August 2, 2011

Myth #3: "If I create truthfully, honestly, organically, it will appear on my face appropriately."

This statement has put me in a bit of controversy with some of my peers and at first in conflict with myself based on my own training. Like most actors, I was taught not to be concerned with the face. I was taught to listen to the other actor, focus on the circumstances, involve myself with an activity or the overall action and come from my own instincts. If I did this, what appeared on my face would be appropriate. So, if what you are experiencing doesn’t appear on your face in an appropriate way then all that is left to think is, you are doing something wrong. How frustrating is that?

At some point you (may) have to be concerned with what your face is revealing or choose not to work in front of the camera.
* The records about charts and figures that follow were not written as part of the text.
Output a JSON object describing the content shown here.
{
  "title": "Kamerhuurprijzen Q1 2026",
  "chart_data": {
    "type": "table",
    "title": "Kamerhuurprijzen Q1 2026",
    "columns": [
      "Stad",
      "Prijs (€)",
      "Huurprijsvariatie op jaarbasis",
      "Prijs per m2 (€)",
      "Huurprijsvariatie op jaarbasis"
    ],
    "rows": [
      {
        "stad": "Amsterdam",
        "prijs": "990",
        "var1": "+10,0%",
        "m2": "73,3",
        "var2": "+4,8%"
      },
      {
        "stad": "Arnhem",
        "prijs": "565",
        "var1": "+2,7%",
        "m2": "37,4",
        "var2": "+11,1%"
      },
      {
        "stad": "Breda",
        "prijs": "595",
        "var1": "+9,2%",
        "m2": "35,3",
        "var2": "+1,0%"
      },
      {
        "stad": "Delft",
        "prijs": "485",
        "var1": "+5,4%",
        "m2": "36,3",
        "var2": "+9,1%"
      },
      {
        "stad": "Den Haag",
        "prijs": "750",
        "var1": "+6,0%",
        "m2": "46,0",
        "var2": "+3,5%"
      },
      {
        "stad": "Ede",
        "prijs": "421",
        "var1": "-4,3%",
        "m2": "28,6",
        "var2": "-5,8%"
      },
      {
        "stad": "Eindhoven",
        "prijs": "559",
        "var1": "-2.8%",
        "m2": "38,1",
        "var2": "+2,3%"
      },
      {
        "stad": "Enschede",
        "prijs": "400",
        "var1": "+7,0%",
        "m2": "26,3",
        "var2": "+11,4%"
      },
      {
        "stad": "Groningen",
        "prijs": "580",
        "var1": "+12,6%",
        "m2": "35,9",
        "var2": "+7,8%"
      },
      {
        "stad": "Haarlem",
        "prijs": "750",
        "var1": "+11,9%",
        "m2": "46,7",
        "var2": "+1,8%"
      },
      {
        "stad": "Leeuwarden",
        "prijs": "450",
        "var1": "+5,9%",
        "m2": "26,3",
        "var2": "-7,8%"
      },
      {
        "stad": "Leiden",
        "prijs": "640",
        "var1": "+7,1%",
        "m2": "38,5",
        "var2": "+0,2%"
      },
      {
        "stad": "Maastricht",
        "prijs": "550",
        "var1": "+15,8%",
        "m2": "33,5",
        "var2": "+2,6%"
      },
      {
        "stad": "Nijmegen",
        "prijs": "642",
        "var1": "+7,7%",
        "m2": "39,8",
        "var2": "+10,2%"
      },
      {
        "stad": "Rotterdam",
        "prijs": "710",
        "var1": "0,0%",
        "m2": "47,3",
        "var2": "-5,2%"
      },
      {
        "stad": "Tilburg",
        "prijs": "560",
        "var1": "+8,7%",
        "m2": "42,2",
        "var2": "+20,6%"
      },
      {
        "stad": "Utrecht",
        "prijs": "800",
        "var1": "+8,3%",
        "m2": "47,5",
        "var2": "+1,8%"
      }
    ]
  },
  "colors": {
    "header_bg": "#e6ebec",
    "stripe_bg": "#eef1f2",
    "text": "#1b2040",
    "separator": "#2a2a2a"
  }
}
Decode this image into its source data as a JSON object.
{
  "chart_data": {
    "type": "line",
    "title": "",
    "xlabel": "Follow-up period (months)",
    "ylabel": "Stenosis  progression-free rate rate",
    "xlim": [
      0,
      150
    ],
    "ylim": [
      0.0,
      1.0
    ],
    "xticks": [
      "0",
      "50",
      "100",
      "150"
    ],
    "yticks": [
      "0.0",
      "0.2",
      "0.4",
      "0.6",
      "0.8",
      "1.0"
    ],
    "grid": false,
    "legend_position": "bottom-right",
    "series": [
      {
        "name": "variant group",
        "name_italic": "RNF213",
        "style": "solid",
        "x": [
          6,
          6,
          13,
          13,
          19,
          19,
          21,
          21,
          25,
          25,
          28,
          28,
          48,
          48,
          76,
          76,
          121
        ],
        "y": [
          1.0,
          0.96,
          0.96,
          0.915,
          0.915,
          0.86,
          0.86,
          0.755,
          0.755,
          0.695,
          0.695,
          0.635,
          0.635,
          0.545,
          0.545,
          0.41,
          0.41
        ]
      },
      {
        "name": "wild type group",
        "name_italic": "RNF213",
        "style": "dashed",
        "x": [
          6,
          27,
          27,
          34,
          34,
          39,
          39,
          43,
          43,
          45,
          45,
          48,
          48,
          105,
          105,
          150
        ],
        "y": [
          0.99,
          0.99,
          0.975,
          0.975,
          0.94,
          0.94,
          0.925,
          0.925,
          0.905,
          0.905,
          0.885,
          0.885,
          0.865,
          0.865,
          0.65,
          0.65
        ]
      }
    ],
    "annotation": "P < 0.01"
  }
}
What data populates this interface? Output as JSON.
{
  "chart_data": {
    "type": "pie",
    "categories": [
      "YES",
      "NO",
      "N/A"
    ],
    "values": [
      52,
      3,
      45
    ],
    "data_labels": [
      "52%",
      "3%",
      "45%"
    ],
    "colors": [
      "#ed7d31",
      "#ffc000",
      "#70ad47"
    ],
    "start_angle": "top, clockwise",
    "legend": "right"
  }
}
You can, of course, always stay on the stage.

So, back to the statement, If I create it truthfully, honestly, organically it will appear on my face appropriately - Is it a myth or a fact?

It is a fact, if:
•the trigger is specific and strong enough to trigger the emotion in you
•if there are no distortions in what and how you express emotion
•if you understand the nature and the experience of the emotion you are creating, which refers to the impulses and the sensations that stem from that emotion
•if you have a keen awareness of what that emotion looks and feels like on your face, from its slightest hint to its strongest reveal

Unfortunately, this is a fact for only a small portion of the acting community and quite possibly the reason why such a small percentage of SAG actors are actually making a living from acting. So for the rest, to not understand the very thing that you are relying on to get you hired, it may be time to get concerned with what you face is communicating.